The Nihilist cipher was used by Russian revolutionaries in the 1880s. It combines a Polybius square — which converts letters to numbers — with an additive keyword, producing a numerical ciphertext. It is an early example of layering substitution and addition, an idea that culminated decades later in the Soviet VIC cipher.
How it works
First a keyed Polybius square is built: write the unique letters of a keyword into a 5×5 grid (merging I and J), then fill the rest of the alphabet. Every letter is now identified by its row and column, both numbered 1–5, giving a two-digit number from 11 to 55.
Encryption then proceeds in three steps:
- Convert the plaintext letters to their Polybius numbers.
- Convert the additive keyword’s letters to Polybius numbers and repeat them across the message.
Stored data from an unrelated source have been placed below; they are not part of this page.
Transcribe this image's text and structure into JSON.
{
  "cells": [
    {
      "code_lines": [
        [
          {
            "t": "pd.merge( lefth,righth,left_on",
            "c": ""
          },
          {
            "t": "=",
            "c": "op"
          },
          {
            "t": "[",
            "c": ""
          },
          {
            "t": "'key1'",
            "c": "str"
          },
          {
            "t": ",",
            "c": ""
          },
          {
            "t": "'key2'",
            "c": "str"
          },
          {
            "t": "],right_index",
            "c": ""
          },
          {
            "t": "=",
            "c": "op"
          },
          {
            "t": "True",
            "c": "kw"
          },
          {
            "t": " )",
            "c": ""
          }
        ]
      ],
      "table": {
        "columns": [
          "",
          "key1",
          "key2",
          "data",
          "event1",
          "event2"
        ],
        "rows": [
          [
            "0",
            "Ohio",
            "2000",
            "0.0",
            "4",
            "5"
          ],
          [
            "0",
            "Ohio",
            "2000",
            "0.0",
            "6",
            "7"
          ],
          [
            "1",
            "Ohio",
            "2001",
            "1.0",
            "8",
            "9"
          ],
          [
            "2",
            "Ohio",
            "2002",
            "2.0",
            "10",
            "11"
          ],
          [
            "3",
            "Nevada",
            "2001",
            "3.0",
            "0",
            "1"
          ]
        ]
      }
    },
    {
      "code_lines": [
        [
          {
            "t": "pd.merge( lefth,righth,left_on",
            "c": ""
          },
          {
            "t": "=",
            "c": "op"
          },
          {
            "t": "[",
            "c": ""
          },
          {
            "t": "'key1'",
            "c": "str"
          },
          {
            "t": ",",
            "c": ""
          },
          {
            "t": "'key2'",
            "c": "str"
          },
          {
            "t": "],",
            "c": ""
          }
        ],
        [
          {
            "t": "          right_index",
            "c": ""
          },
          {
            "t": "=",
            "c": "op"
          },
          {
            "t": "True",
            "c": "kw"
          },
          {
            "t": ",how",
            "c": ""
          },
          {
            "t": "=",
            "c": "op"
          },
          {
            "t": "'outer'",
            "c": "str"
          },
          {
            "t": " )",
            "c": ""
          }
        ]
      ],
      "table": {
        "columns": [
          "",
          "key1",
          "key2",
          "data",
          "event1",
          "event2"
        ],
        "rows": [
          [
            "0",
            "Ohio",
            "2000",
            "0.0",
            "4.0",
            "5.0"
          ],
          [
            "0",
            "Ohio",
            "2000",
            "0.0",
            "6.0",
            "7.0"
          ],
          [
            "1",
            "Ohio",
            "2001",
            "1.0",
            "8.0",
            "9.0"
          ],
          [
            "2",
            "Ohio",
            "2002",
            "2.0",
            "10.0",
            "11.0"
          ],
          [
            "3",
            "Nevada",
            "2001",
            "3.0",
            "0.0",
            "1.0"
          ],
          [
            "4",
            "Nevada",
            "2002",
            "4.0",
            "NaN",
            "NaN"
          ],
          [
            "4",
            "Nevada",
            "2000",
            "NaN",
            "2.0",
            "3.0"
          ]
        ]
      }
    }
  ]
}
- Add each keyword number to the matching plaintext number using normal carrying addition:
C = P + K
Decryption subtracts the same keyword numbers, P = C - K, and looks each result back up in the square. Because the addition carries, sums can reach into the hundreds, so the ciphertext numbers are written space-separated.
Example
With square keyword ZEBRAS and additive keyword RUSSIA, the message DYNAMITE WINTER PALACE enciphers to:
37 106 62 36 67 47 59 63 74 53 73 60 26 65 64 36 66 30 36 63
Subtracting the repeating RUSSIA coordinates from each group and reading the square recovers the original message.
Notes
- The letter J is treated as I in both directions because they share a square cell.
- Security depends heavily on the additive keyword length; a short repeating key leaks structure to cryptanalysts, just as it does in Vigenère.
- The Nihilist family inspired the Soviet VIC cipher, which replaces the simple square with a straddling checkerboard and adds transposition for far greater strength.